Is Social Distancing & Staying At Home Actually Impacting Climate Change?

Photo: Joe Raedle/Getty Images.
Earth Day 2020 is taking on a very different tone than anyone anticipated. In years past, we would have been encouraged to get outside, bring friends, and participate in a community-minded group activity such as cleaning up a beach or planting trees. This year, we might take an extra moment to appreciate springtime as we go out for an essential grocery trip or socially-distanced walk.
As millions around the world stay home to reduce the impact of the coronavirus, it can be hard to imagine celebrating the Earth while so many people are stuck indoors; however, by being homebound, we inadvertently reduced the impact we have on the environment in a major way.
Since many major cities around the world are in some form of lockdown, people have significantly reduced how much they drive, more people are working from home, and general consumption habits have drastically changed. For the masses, movement in general have translated to the biggest emissions changes. Carbon monoxide and other gas emissions are markedly lower. The U.S. Energy Information Administration estimates U.S. emissions from gas and energy use could drop more than 7% in 2020. These numbers are similar to a 2009 decline during the recession. 
The reduction of an individual’s carbon footprint widely varies depending on where they live. Fifty percent of Americans live in suburbs or rural areas reports the New York Times. In Canada, of the 80% of us who live in or near large cities, most live in the suburbs. No commute translates to a huge reduction in driving. And, for those who live in urban areas, the majority use public transportation a reduction in train and bus schedules to meet the needs of essential workers has also impacted everything from emissions to waste production outdoors.
But, how is this actually impacting the greater movement of combating climate change? In some places, the changes are already noticeable. Los Angeles, which has been under strict lockdown orders with the rest of the state since March 19, reported some of the cleanest air of any major city in the world. It is the longest stretch of “good” air quality the Environmental Protection Agency has reported in Los Angeles since 1995. In Venice, Italy, satellite photos show drastically clearer water and better air quality now that the canals are less trafficked. According to researchers in New York, CO2, mainly from cars, is down 50% compared to this time last year. 
Still, this isn’t a perfect system. There are trade-offs. People may be driving and flying less, but they are using more electricity and gas at home.

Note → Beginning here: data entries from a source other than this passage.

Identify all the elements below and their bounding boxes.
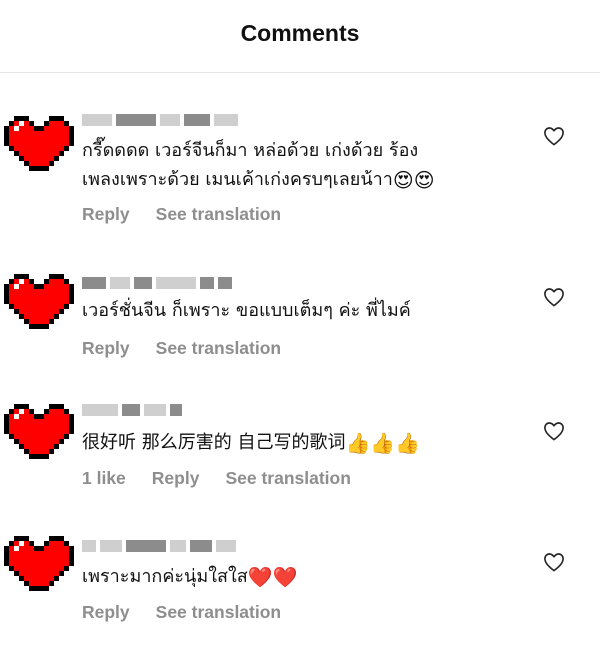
comment-text-line: เวอร์ชั่นจีน ก็เพราะ ขอแบบเต็มๆ ค่ะ พี่ไ… <box>82 300 411 321</box>
comment-actions: Reply See translation <box>82 338 281 359</box>
see-translation-button[interactable]: See translation <box>156 338 281 359</box>
heart-eyes-emoji: 😍😍 <box>392 168 435 192</box>
comment-text: เวอร์ชั่นจีน ก็เพราะ ขอแบบเต็มๆ ค่ะ พี่ไ… <box>82 296 522 325</box>
pixel-heart-icon <box>4 116 74 171</box>
comment-actions: 1 like Reply See translation <box>82 468 351 489</box>
red-heart-emoji: ❤️❤️ <box>247 565 298 589</box>
like-heart-button[interactable] <box>543 126 565 146</box>
comment-text: เพราะมากค่ะนุ่มใสใส❤️❤️ <box>82 562 522 592</box>
comment-text: 很好听 那么厉害的 自己写的歌词👍👍👍 <box>82 428 522 458</box>
heart-outline-icon <box>544 553 564 572</box>
like-count[interactable]: 1 like <box>82 468 126 489</box>
comment-text-line: 很好听 那么厉害的 自己写的歌词👍👍👍 <box>82 428 522 458</box>
see-translation-button[interactable]: See translation <box>156 204 281 225</box>
heart-outline-icon <box>544 422 564 441</box>
reply-button[interactable]: Reply <box>82 204 130 225</box>
avatar[interactable] <box>4 530 74 592</box>
like-heart-button[interactable] <box>543 421 565 441</box>
like-heart-button[interactable] <box>543 287 565 307</box>
reply-button[interactable]: Reply <box>152 468 200 489</box>
heart-outline-icon <box>544 127 564 146</box>
reply-button[interactable]: Reply <box>82 338 130 359</box>
avatar[interactable] <box>4 398 74 460</box>
comment-text-line: เพลงเพราะด้วย เมนเค้าเก่งครบๆเลยน้าา😍😍 <box>82 165 522 195</box>
username-redacted[interactable] <box>82 539 236 553</box>
comment-text: กรี๊ดดดด เวอร์จีนก็มา หล่อด้วย เก่งด้วย … <box>82 136 522 195</box>
username-redacted[interactable] <box>82 113 238 127</box>
avatar[interactable] <box>4 268 74 330</box>
like-heart-button[interactable] <box>543 552 565 572</box>
pixel-heart-icon <box>4 536 74 591</box>
comment-text-segment: เพราะมากค่ะนุ่มใสใส <box>82 566 248 587</box>
avatar[interactable] <box>4 110 74 172</box>
pixel-heart-icon <box>4 274 74 329</box>
see-translation-button[interactable]: See translation <box>156 602 281 623</box>
comment-actions: Reply See translation <box>82 204 281 225</box>
comment-text-line: กรี๊ดดดด เวอร์จีนก็มา หล่อด้วย เก่งด้วย … <box>82 140 419 161</box>
thumbs-up-emoji: 👍👍👍 <box>345 431 421 455</box>
heart-outline-icon <box>544 288 564 307</box>
reply-button[interactable]: Reply <box>82 602 130 623</box>
comment-text-segment: เพลงเพราะด้วย เมนเค้าเก่งครบๆเลยน้าา <box>82 169 393 190</box>
username-redacted[interactable] <box>82 276 232 290</box>
comments-header: Comments <box>0 0 600 73</box>
username-redacted[interactable] <box>82 403 182 417</box>
comment-text-line: เพราะมากค่ะนุ่มใสใส❤️❤️ <box>82 562 522 592</box>
page-title: Comments <box>240 19 360 46</box>
see-translation-button[interactable]: See translation <box>225 468 350 489</box>
comment-actions: Reply See translation <box>82 602 281 623</box>
comment-text-segment: 很好听 那么厉害的 自己写的歌词 <box>82 432 346 453</box>
pixel-heart-icon <box>4 404 74 459</box>
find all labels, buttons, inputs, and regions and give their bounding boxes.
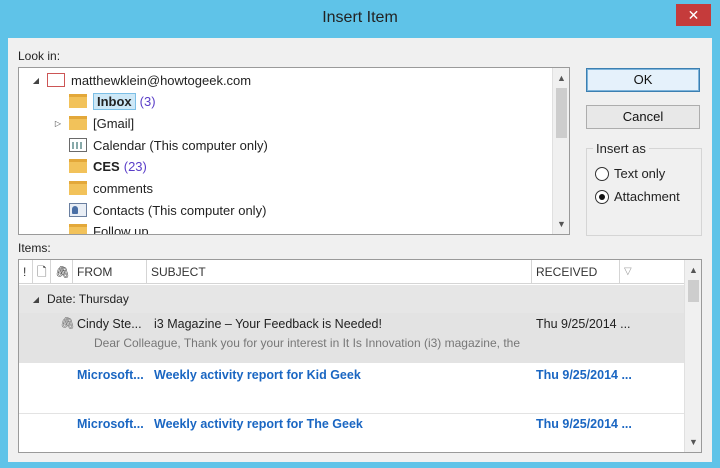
message-subject: i3 Magazine – Your Feedback is Needed! [154,317,382,331]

Those who would normally turn down their thermostats and turn the lights off while they are at the office are now keeping them on as their homes become their offices which translates to more greenhouse gas emissions. This is unlikely to overshadow the gains made in the overall impact of lack of commuting and the general slowdown of the economy.
This isn’t the first time that global disasters have translated to a temporary decline in carbon emissions, either. In 2008, the recession caused a temporary dip in emissions as well, reports the Scientific American. This was short-lived. Afterward, emissions shot up by 5% as a result of stimulus spending that increased the use of fossil fuel. The same could be said for our current decline in emissions. Any significant change we see now could possibly be offset depending on how world governments decide to reinvigorate their economies as they lift quarantine sanctions.